Global Voices has a unique newsroom. Its editors, authors, and translators are based all over the world. We seldom meet, but when we do, we are like old friends who never ran out of stories to tell about each other.

Global Voices played a meaningful part in broadening my perspective as a writer and activist. Before becoming a volunteer author of Global Voices, I wrote mainly to emphasize my views with little regard for the opinion of others. But writing for Global Voices convinced me to change this attitude. Rather than merely being content in imposing my belief on others, the better alternative is to seek multiple viewpoints. It didn’t stop me from writing what I truly believe, but it enriched my thinking habits. For example, it led me to accept that my opinion may be important (and probably correct), but it can always be improved by comparing it to contrary views.

When I became the Southeast Asia editor of Global Voices in 2008, I realized that I had been using the Internet mainly to learn more about what’s happening in the Philippines instead of acquiring a greater interest about other places and unfamiliar cultures.

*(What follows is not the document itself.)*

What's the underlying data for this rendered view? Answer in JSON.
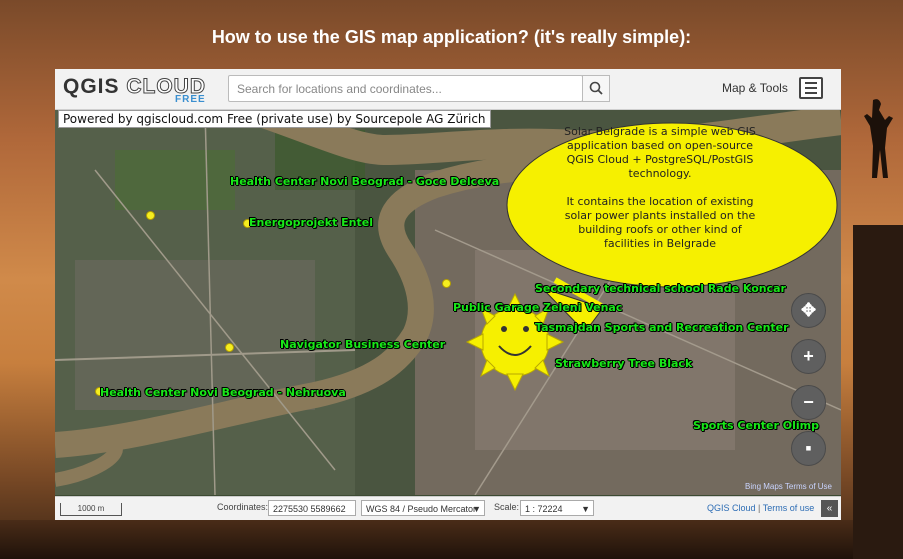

Thanks to Global Voices, I became an enthusiast of Southeast Asian affairs. I gained a better knowledge of the Asia-Pacific — its politics, economy, and socio-cultural dynamics. I was also able to study the impact of the Internet in the region. When something significant or controversial happens in the politics of the Philippines, I try to find the same phenomenon in other countries of Southeast Asia. And what I realized is that there’s always a regional trend to discover, a shared heritage between two warring countries, a similar political demand among oppressed minorities.

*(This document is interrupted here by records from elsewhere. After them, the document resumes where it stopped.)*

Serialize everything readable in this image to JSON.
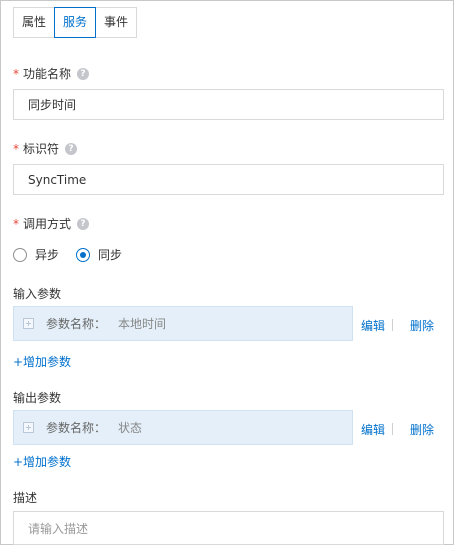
{
  "tabs": [
    {
      "label": "属性",
      "active": false
    },
    {
      "label": "服务",
      "active": true
    },
    {
      "label": "事件",
      "active": false
    }
  ],
  "function_name": {
    "label": "功能名称",
    "required_mark": "*",
    "value": "同步时间"
  },
  "identifier": {
    "label": "标识符",
    "required_mark": "*",
    "value": "SyncTime"
  },
  "call_method": {
    "label": "调用方式",
    "required_mark": "*",
    "options": [
      {
        "label": "异步",
        "checked": false
      },
      {
        "label": "同步",
        "checked": true
      }
    ]
  },
  "input_params": {
    "label": "输入参数",
    "items": [
      {
        "name_label": "参数名称：",
        "name": "本地时间"
      }
    ],
    "edit_label": "编辑",
    "delete_label": "删除",
    "add_label": "+增加参数"
  },
  "output_params": {
    "label": "输出参数",
    "items": [
      {
        "name_label": "参数名称：",
        "name": "状态"
      }
    ],
    "edit_label": "编辑",
    "delete_label": "删除",
    "add_label": "+增加参数"
  },
  "description": {
    "label": "描述",
    "placeholder": "请输入描述"
  },
  "help_icon": "question-circle",
  "colors": {
    "accent": "#0070cc",
    "required": "#e84738",
    "param_bg": "#e4eff9"
  }
}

When I became a member of the Philippine Congress in 2009, I continued my work with Global Voices. Looking back, I am thankful that I made this decision because writing for Global Voices allowed me to continue expanding my outlook instead of focusing on Philippine issues alone.

When a repressive anti-cybercrime bill was deliberated in the Philippine Congress in 2011, I opposed it and cited the experience of other countries which are implementing the same legislation. For reference, I studied the in-depth reports of Global Voices Advocacy on cybercrime laws in the world.

After ten memorable years of writing for Global Voices, I am proud that this Internet organization continues to be a fun and welcoming community. I am privileged to be in the company of creative and intelligent individuals whose work and life stories provide a daily inspiration to me and countless others.

What motivates me to write for Global Voices is not only eagerness to help explain the real situation in Southeast Asia. Another reason is to highlight the interesting stories, censored topics, and heroic struggles of various peoples in the region as my special way of acknowledging the diligent work of my colleagues all over the world who are also doing the same thing.

My simple wish is that when they read stories from Southeast Asia, they also get to experience what I always feel from reading their work: that the world may be plagued today by preventable miseries, but there is hope as long as people are doing something to change it. That by naming the problem, by giving a voice to the voiceless, and by documenting the fight for truth, we are making an impact in the lives of many.